In October 2012 he joined the hunt for missing five-year-old April Jones in Machynlleth, Wales. He says: “We did a lot of river work then aerial reconnaissance.

“We found a remote caravan which we went to search hoping she might be there – abducted, but alive. We did what we could, but poor April was never going to be found.”

Local man Mark Bridger, 46, was found guilty of her abduction and murder in May 2013.

Peter tells the story of two divers who died at a specialist centre in Chepstow.

He says: “Police realised they had snuck in on a Friday evening after the place had shut, rather than pay. That cost them their lives. The man was only an average diver and the woman with him was a beginner.

“But the lake – an old quarry – is used to train commercial divers and was too deep even for police teams to search.

“I used our mini-submarine to dive down and found them at 230ft, tied together with a buddy line. We had to drag their bodies, suspended from the boat, to a platform to recover them.”

Peter adds: “Afterwards we were exhausted and sitting around a table when the mum arrived. Very emotionally, she thanked us for finding them – and every single one of us had tears rolling down our cheeks.

“Then there was the chap who disappeared after a row with his wife. He was missing for 18 months. Police searched the river 12 times but found nothing. They were about to close the case when I reviewed it with the senior investigating officer.

“Within 10 minutes of starting a scan up the river with the sonar I found two cars. The first was a stolen vehicle from years back but the second one contained the missing man’s body.

“He’d committed suicide by driving into the water.”

As the Human Mole continues saving lives and digging out the truth of bizarre deaths and disappearances, he admits he will always be baffled by that Spy in the Bag Case.

“I don’t think we’ll ever know why he was killed but I’ll always be wondering,” he says. “It’s the most puzzling case I have ever dealt with.”

Swampy's protest, 1996

Bypass construction protester Swampy (Daniel Hooper) dug himself into a tunnel in Honiton, Devon, and Peter was brought in to get him out safely.
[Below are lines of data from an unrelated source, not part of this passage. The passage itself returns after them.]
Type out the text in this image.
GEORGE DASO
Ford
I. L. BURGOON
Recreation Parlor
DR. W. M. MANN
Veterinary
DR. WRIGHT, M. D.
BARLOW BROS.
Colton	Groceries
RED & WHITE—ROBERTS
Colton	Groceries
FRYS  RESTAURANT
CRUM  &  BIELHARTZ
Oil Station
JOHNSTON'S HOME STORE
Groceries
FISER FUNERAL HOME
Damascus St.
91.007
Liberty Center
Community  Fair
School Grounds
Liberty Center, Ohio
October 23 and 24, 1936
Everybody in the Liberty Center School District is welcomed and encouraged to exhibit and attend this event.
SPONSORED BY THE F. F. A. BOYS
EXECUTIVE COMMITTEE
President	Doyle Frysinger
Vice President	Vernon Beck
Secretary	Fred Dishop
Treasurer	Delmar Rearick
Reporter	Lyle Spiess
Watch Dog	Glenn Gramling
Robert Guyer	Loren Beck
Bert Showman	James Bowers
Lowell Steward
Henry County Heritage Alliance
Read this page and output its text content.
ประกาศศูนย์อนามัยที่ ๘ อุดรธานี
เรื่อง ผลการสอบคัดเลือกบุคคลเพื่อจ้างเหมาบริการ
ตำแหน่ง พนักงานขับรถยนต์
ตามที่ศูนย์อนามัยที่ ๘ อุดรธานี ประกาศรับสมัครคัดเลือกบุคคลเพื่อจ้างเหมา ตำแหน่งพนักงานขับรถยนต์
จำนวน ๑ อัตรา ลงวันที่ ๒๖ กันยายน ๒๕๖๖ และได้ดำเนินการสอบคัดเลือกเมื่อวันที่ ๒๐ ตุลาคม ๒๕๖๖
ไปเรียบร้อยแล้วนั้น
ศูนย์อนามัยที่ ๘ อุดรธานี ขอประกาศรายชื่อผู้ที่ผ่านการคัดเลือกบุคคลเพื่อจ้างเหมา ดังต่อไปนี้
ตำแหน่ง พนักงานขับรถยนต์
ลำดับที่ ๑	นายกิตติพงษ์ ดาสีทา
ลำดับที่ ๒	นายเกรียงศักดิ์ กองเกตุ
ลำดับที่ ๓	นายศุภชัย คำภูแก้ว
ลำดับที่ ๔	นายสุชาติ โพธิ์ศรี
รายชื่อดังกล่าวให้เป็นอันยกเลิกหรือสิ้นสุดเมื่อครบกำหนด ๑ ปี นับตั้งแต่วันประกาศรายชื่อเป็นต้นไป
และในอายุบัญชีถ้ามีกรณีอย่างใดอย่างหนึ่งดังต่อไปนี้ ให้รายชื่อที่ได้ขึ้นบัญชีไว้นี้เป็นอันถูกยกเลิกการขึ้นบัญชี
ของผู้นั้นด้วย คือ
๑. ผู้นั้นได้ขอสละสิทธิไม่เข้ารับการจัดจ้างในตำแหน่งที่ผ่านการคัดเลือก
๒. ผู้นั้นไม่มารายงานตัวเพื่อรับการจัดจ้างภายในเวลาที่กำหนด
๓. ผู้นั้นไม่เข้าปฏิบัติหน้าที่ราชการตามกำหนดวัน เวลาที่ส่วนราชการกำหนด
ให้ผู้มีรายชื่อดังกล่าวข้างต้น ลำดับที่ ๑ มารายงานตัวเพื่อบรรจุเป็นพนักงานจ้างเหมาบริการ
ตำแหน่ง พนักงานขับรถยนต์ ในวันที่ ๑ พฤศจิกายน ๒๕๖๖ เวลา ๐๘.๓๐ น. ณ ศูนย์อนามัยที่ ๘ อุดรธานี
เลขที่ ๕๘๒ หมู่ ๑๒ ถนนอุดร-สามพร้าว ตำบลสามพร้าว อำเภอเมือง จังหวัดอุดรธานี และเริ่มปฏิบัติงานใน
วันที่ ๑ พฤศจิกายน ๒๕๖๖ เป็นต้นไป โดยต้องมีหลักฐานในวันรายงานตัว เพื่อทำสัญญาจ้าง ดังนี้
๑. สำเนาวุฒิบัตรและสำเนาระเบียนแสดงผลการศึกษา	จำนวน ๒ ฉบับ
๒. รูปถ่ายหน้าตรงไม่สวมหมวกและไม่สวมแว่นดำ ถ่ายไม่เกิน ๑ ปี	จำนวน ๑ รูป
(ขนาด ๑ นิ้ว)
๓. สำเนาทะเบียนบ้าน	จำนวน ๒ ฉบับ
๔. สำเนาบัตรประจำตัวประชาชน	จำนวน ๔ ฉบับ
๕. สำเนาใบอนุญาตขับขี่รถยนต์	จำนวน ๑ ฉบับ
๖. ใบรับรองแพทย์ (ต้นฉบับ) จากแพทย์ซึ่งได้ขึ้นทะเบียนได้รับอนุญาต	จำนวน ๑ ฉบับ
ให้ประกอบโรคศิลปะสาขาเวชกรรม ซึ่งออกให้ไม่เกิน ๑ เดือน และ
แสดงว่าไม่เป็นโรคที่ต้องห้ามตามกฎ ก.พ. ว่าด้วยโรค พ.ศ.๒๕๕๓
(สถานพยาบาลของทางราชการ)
“As we dug towards them they’d fill their tunnel with soil and oxygen levels were dangerously low. They were also smoking dope. I used a chimney rod with a hose to pump air through. They would have died within about two hours without it.”

Missing April Jones, 2012

“We had a team of five, our helicopter, diving gear and a remote submarine with side-scanning sonar equipment.

We did a lot of river work then aerial reconnaissance. We found a remote caravan which we went to search hoping she might be there, alive. But poor April was never going to be found.”